ManşetTürkiye

Büyükada Rum Yetimhanesi’nde restorasyon başlıyor: Kaderi bizlerin sorumluluğunda

0

Büyükada Rum Yetimhanesi’nin restorasyon çalışmaları öncesi son hazırlıklar yapıldı.

Çalışmalar hakkında yetimhane bahçesinde yapılan bilgilendirme toplantısında konuşan Fener Rum Patriği Bartholomeos, “Kapsamlı bir el birliğinden çıkacak güç ile yılların birikimi bu sorun çözülebilir ve Yetimhane şehirlerin kraliçesi olarak tarif edilen İstanbul’a kazandırılabilir” dedi.

‘Kaderi bizlerin sorumluluğunda’

Toplantıya Fener Rum Patriği Bartholomeos, Kültür ve Turizm Bakan Yardımcısı Ahmet Misbah Demircan, İstanbul Büyükşehir Belediyesi’ni temsilen belediye iştiraki Bimtaş A.Ş. Genel Müdürü Özcan Biçer, Adalar Belediye Başkanı Erdem Gül, Europa Nostra Türkiye Başkanı Burçin Altınsay Özgüner, Adalar Vakfı Başkanı Halim Bulutoğlu ve proje koordinatörü Laki Vingas katıldı.

Fener Rum Patriği, yetimhanenin herkesin ortak değeri olduğuna dikkat çekip, ‘Kaderi bizlerin sorumluluğundadır’ ifadelerini kullandı:

Mimari özellikleriyle tüm dünyaca bilinen bu bina aynı zamanda toplumsal dayanışmanın, ilerici eğitimin, fedakârlığın ve şefkatin abidesidir.

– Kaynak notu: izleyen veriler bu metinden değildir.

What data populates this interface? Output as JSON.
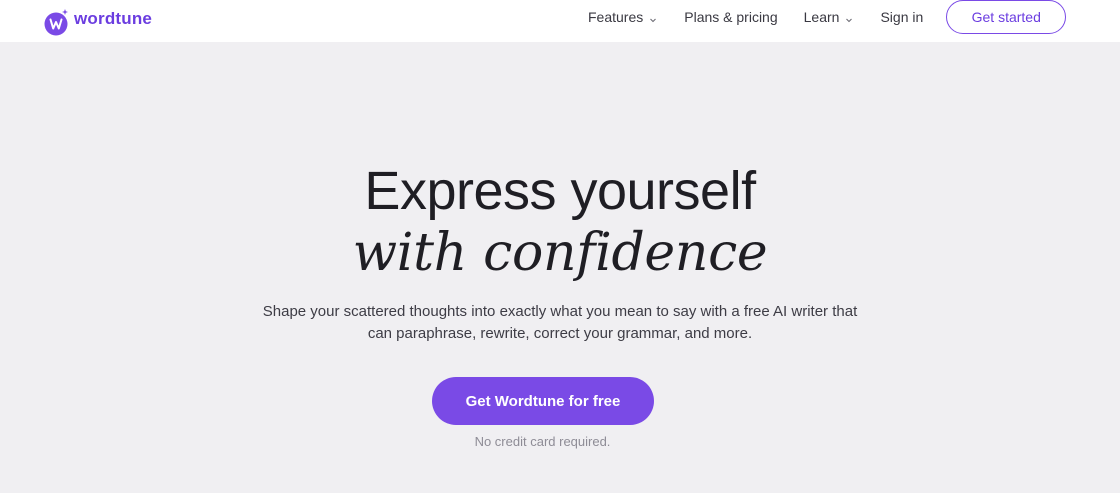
{
  "brand": {
    "name": "wordtune",
    "accent_color": "#7a4ae6",
    "logo_icon": "wordtune-logo-icon"
  },
  "nav": {
    "items": [
      {
        "label": "Features",
        "has_dropdown": true
      },
      {
        "label": "Plans & pricing",
        "has_dropdown": false
      },
      {
        "label": "Learn",
        "has_dropdown": true
      },
      {
        "label": "Sign in",
        "has_dropdown": false
      }
    ],
    "cta_label": "Get started"
  },
  "hero": {
    "headline_line1": "Express yourself",
    "headline_line2": "with confidence",
    "subtext": "Shape your scattered thoughts into exactly what you mean to say with a free AI writer that can paraphrase, rewrite, correct your grammar, and more.",
    "cta_label": "Get Wordtune for free",
    "cta_note": "No credit card required."
  }
}
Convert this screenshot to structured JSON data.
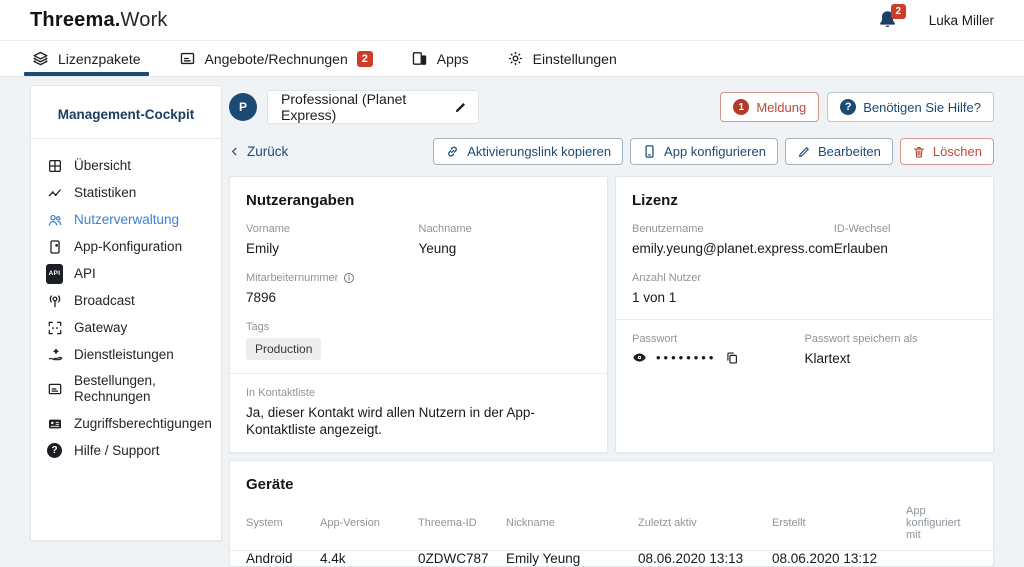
{
  "topbar": {
    "logo_bold": "Threema.",
    "logo_light": "Work",
    "notification_count": "2",
    "user_name": "Luka Miller"
  },
  "tabs": [
    {
      "label": "Lizenzpakete",
      "active": true
    },
    {
      "label": "Angebote/Rechnungen",
      "badge": "2"
    },
    {
      "label": "Apps"
    },
    {
      "label": "Einstellungen"
    }
  ],
  "sidebar": {
    "title": "Management-Cockpit",
    "items": [
      {
        "label": "Übersicht"
      },
      {
        "label": "Statistiken"
      },
      {
        "label": "Nutzerverwaltung",
        "active": true
      },
      {
        "label": "App-Konfiguration"
      },
      {
        "label": "API"
      },
      {
        "label": "Broadcast"
      },
      {
        "label": "Gateway"
      },
      {
        "label": "Dienstleistungen"
      },
      {
        "label": "Bestellungen, Rechnungen"
      },
      {
        "label": "Zugriffsberechtigungen"
      },
      {
        "label": "Hilfe / Support"
      }
    ],
    "api_icon_label": "API"
  },
  "header": {
    "avatar_letter": "P",
    "package_name": "Professional (Planet Express)",
    "meldung_label": "Meldung",
    "meldung_badge": "1",
    "help_label": "Benötigen Sie Hilfe?"
  },
  "toolbar": {
    "back_label": "Zurück",
    "copy_link_label": "Aktivierungslink kopieren",
    "configure_label": "App konfigurieren",
    "edit_label": "Bearbeiten",
    "delete_label": "Löschen"
  },
  "user_card": {
    "title": "Nutzerangaben",
    "vorname_label": "Vorname",
    "vorname": "Emily",
    "nachname_label": "Nachname",
    "nachname": "Yeung",
    "mitarbeiter_label": "Mitarbeiternummer",
    "mitarbeiter": "7896",
    "tags_label": "Tags",
    "tag": "Production",
    "kontakt_label": "In Kontaktliste",
    "kontakt_value": "Ja, dieser Kontakt wird allen Nutzern in der App-Kontaktliste angezeigt."
  },
  "license_card": {
    "title": "Lizenz",
    "benutzername_label": "Benutzername",
    "benutzername": "emily.yeung@planet.express.com",
    "idwechsel_label": "ID-Wechsel",
    "idwechsel": "Erlauben",
    "anzahl_label": "Anzahl Nutzer",
    "anzahl": "1 von 1",
    "passwort_label": "Passwort",
    "passwort_masked": "••••••••",
    "speichern_label": "Passwort speichern als",
    "speichern": "Klartext"
  },
  "devices_card": {
    "title": "Geräte",
    "columns": [
      "System",
      "App-Version",
      "Threema-ID",
      "Nickname",
      "Zuletzt aktiv",
      "Erstellt",
      "App konfiguriert mit"
    ],
    "rows": [
      [
        "Android",
        "4.4k",
        "0ZDWC787",
        "Emily Yeung",
        "08.06.2020 13:13",
        "08.06.2020 13:12",
        ""
      ]
    ]
  },
  "colors": {
    "navy": "#1c4a74",
    "active_blue": "#3c82d4",
    "alert_red": "#bd4936",
    "badge_red": "#cd3d2c",
    "page_bg": "#f0f3f6"
  }
}
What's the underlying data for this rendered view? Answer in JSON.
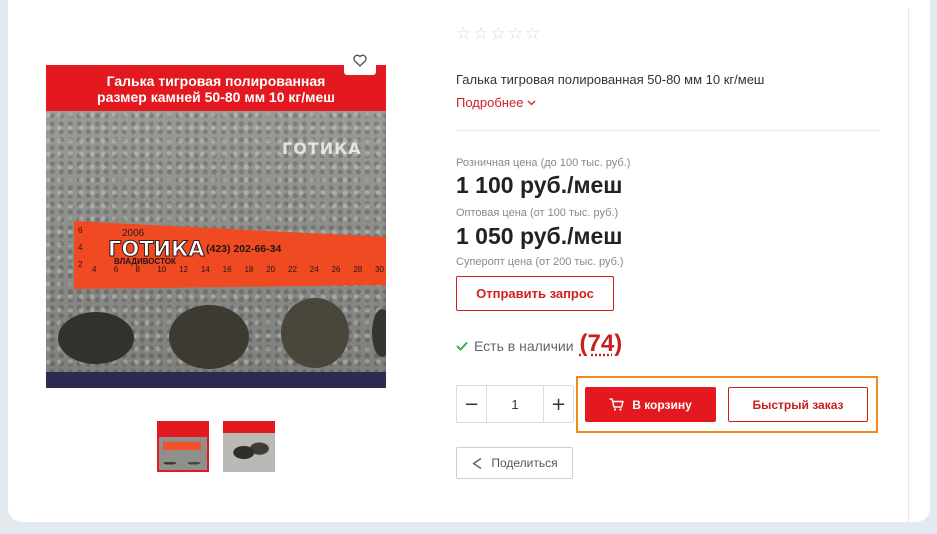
{
  "product": {
    "image": {
      "banner_line_1": "Галька тигровая полированная",
      "banner_line_2": "размер камней 50-80 мм 10 кг/меш",
      "watermark": "ГОТИКА",
      "ruler_year": "2006",
      "ruler_brand": "ГОТИКА",
      "ruler_phone": "(423) 202-66-34",
      "ruler_city": "ВЛАДИВОСТОК",
      "ruler_ticks": [
        "4",
        "6",
        "8",
        "10",
        "12",
        "14",
        "16",
        "18",
        "20",
        "22",
        "24",
        "26",
        "28",
        "30"
      ],
      "ruler_side_ticks": [
        "6",
        "4",
        "2"
      ]
    },
    "thumbnails": [
      {
        "name": "thumb-1",
        "selected": true
      },
      {
        "name": "thumb-2",
        "selected": false
      }
    ],
    "rating_stars": [
      "☆",
      "☆",
      "☆",
      "☆",
      "☆"
    ],
    "rating": 0,
    "description": "Галька тигровая полированная 50-80 мм 10 кг/меш",
    "more_link": "Подробнее"
  },
  "prices": [
    {
      "label": "Розничная цена (до 100 тыс. руб.)",
      "value": "1 100 руб./меш"
    },
    {
      "label": "Оптовая цена (от 100 тыс. руб.)",
      "value": "1 050 руб./меш"
    },
    {
      "label": "Суперопт цена (от 200 тыс. руб.)",
      "value": ""
    }
  ],
  "actions": {
    "request_label": "Отправить запрос",
    "stock_label": "Есть в наличии",
    "stock_count": "(74)",
    "quantity": "1",
    "qty_minus": "−",
    "qty_plus": "+",
    "add_to_cart_label": "В корзину",
    "quick_order_label": "Быстрый заказ",
    "share_label": "Поделиться"
  },
  "colors": {
    "accent_red": "#e3191f",
    "stock_green": "#3cb04b",
    "highlight_orange": "#f08a1c"
  },
  "icons": {
    "favorite": "heart-icon",
    "rating": "star-icon",
    "more": "chevron-down-icon",
    "in_stock": "check-icon",
    "cart": "cart-icon",
    "share": "share-icon"
  }
}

Bugün de son derece ihtiyaç duyduğumuz bu manevi değerlerin somut ve tarihe mal olmuş halidir. Yetimhanenin son on yıllarda yaşadığı ve hepimizi üzen erime sürecine dur demek vatandaş bilinci olan herkesin vicdani görevidir. Çünkü yetimhane hepimizin ortak değeridir ve kaderi bizlerin sorumluluğundadır.

Bu nedenle Patrikhanemiz, şehrimizin ve insanlığın önemli bir değeri olan yetimhaneyi tüm teknik ve ekonomik zorluklara rağmen yeniden ayağa kaldırmak hususundaki gayretini daha geniş çevrelere yayarak, güçlendirmeyi hedeflemektedir. Bu noktada devlet makamları, belediyeler, sivil toplum kuruluşları ve tüm İstanbul sevdalılarına ulaşarak desteklerini almayı arzulamaktayız. Ancak böyle kapsamlı bir el birliğinden çıkacak güç ile yılların birikimi bu sorun çözülebilir ve yetimhane şehirlerin kraliçesi olarak tarif edilen İstanbul’a kazandırılabilir.”

‘Bütünlüğünü korudu’

Yetimhane Restorasyon Projesi Koordinatörü Laki Vingas ise, yetimhanenin birçok bölümünün ciddi tahribata uğramasına rağmen, bütünlüğünü koruduğunu anlattı:

Birçok bölümleri ve çatısı ciddi olarak tahribata uğrasa da bütünlüğünü koruyarak ayakta kalmayı başardı. Çok şükür ki, orijinal hali ve son teknoloji ile rölövesi çıkarılarak kayıt altına alındı ve yarınlara bir anıt eser olarak taşınmasının önünde önemli bir kapı açıldı. Europa Nostra Türkiye’nin girişimiyle, 2018 yılında Yetimhaneyi ‘Avrupa’nın tehlike altındaki 7 Kültürel miras alanından biri olarak ilan etti’ Akabinde toplantılar, buluşmalar ziyaretler süreci başladı.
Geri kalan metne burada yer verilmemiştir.